Ad-hoc audits may also be initiated in response to major security incidents, whistleblower complaints, regulatory inquiries, or significant organizational changes.
Types of Audits
- Process Audits — Evaluate control implementation in a specific department or process
- Thematic Audits — Focus on specific control domains (e.g., access control, patch management)
- Compliance Audits — Assess conformance with ISO 27001, SOC 2, or DPDP
- Technical Audits — Review systems and configurations against hardening standards
- Follow-up Audits — Re-assess closure of previous findings or corrective actions
Audit Execution
Auditors use a combination of methods to gather sufficient evidence:
- Interviews — Discussions with personnel responsible for controls
- Documentation review — Evaluation of policies, procedures, and logs
- Observation — On-site or virtual observation of processes in action
- Sampling — Review of representative transactions, logs, or records
- Technical validation — Direct verification of access controls, system settings, and configurations
Nonconformity Classification
| Classification | Definition | Examples |
|---|---|---|
| Major Nonconformity | Complete or systemic failure to meet a control requirement, exposing the organization to significant risk | Missing access reviews, no documented risk assessment, repeated unresolved findings |
| Minor Nonconformity | Partial or isolated lapse that does not pose immediate high risk | Outdated procedure with minor deviation, delayed logging of backup verification |
| Observation / OFI | Noted weakness or inefficiency that may impact long-term performance or audit readiness | Inconsistent ticket tagging, no periodic review tracker for awareness training |
Corrective Action & Follow-Up
For each Major or Minor nonconformity, the assigned process owner must develop a Corrective Action Plan (CAP) within 10 business days of the audit report. The CAP must include the corrective action to be taken, the responsible person, a target date, and supporting evidence required for closure.
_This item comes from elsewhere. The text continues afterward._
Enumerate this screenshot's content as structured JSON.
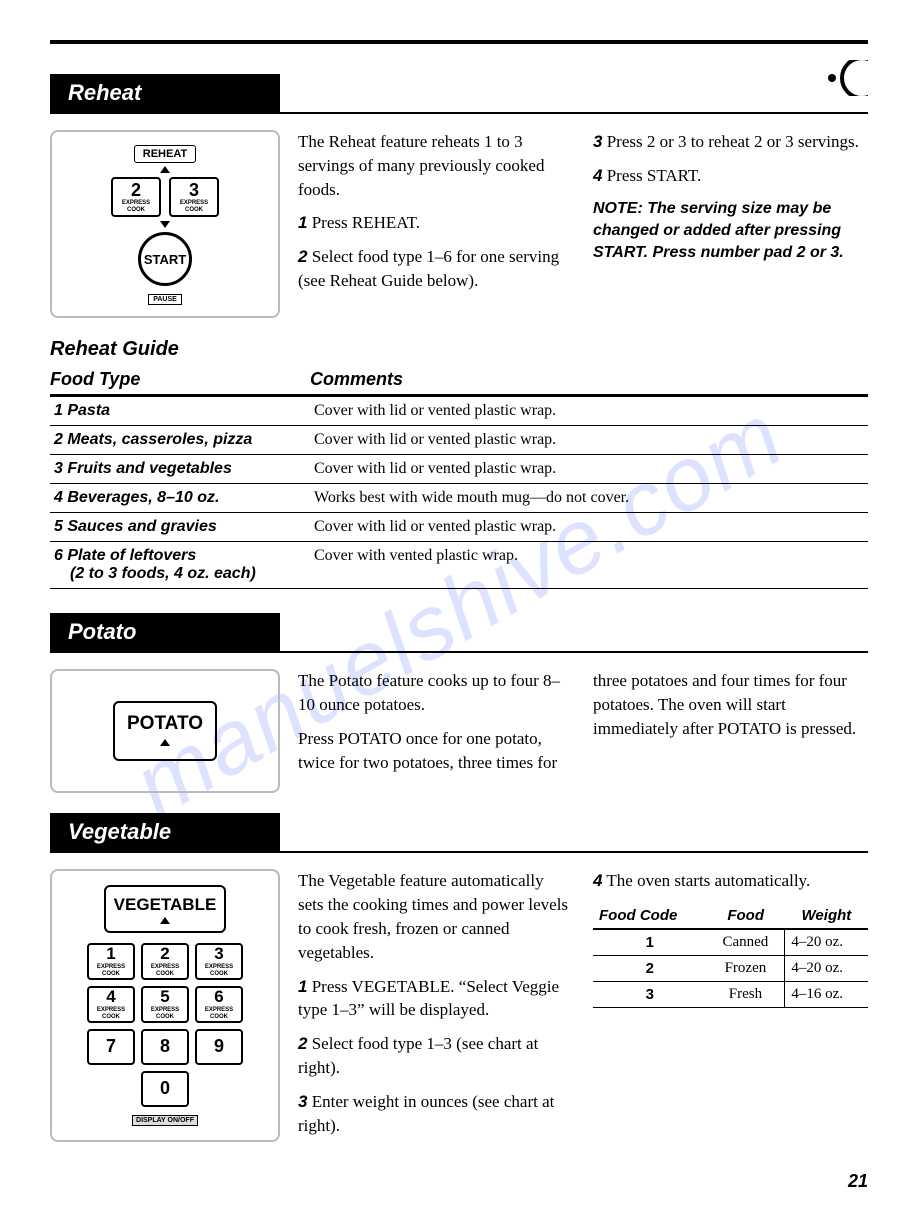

Overdue CAPs should be escalated based on how long they've been outstanding.
| Overdue Duration | Escalation Level |
|---|---|
| 0–15 Days | ISMS Manager / Risk & Compliance |
| 16–30 Days | CISO / Department Head |
| >30 Days or Repeat Delay | Executive Sponsor / Risk Committee |
Audit Records & Retention
All audit records — including audit programmes, plans, checklists, evidence, reports, CAPs, and follow-up documentation — must be retained securely for a minimum of five years, or longer if required by regulatory or contractual obligations. Records must be stored in a secure, access-controlled repository and must not be altered post-factum except to correct clerical errors with a documented change log.
An internal audit is only as valuable as the corrective actions it drives. Treat findings as opportunities to strengthen your security posture — not just compliance checkboxes.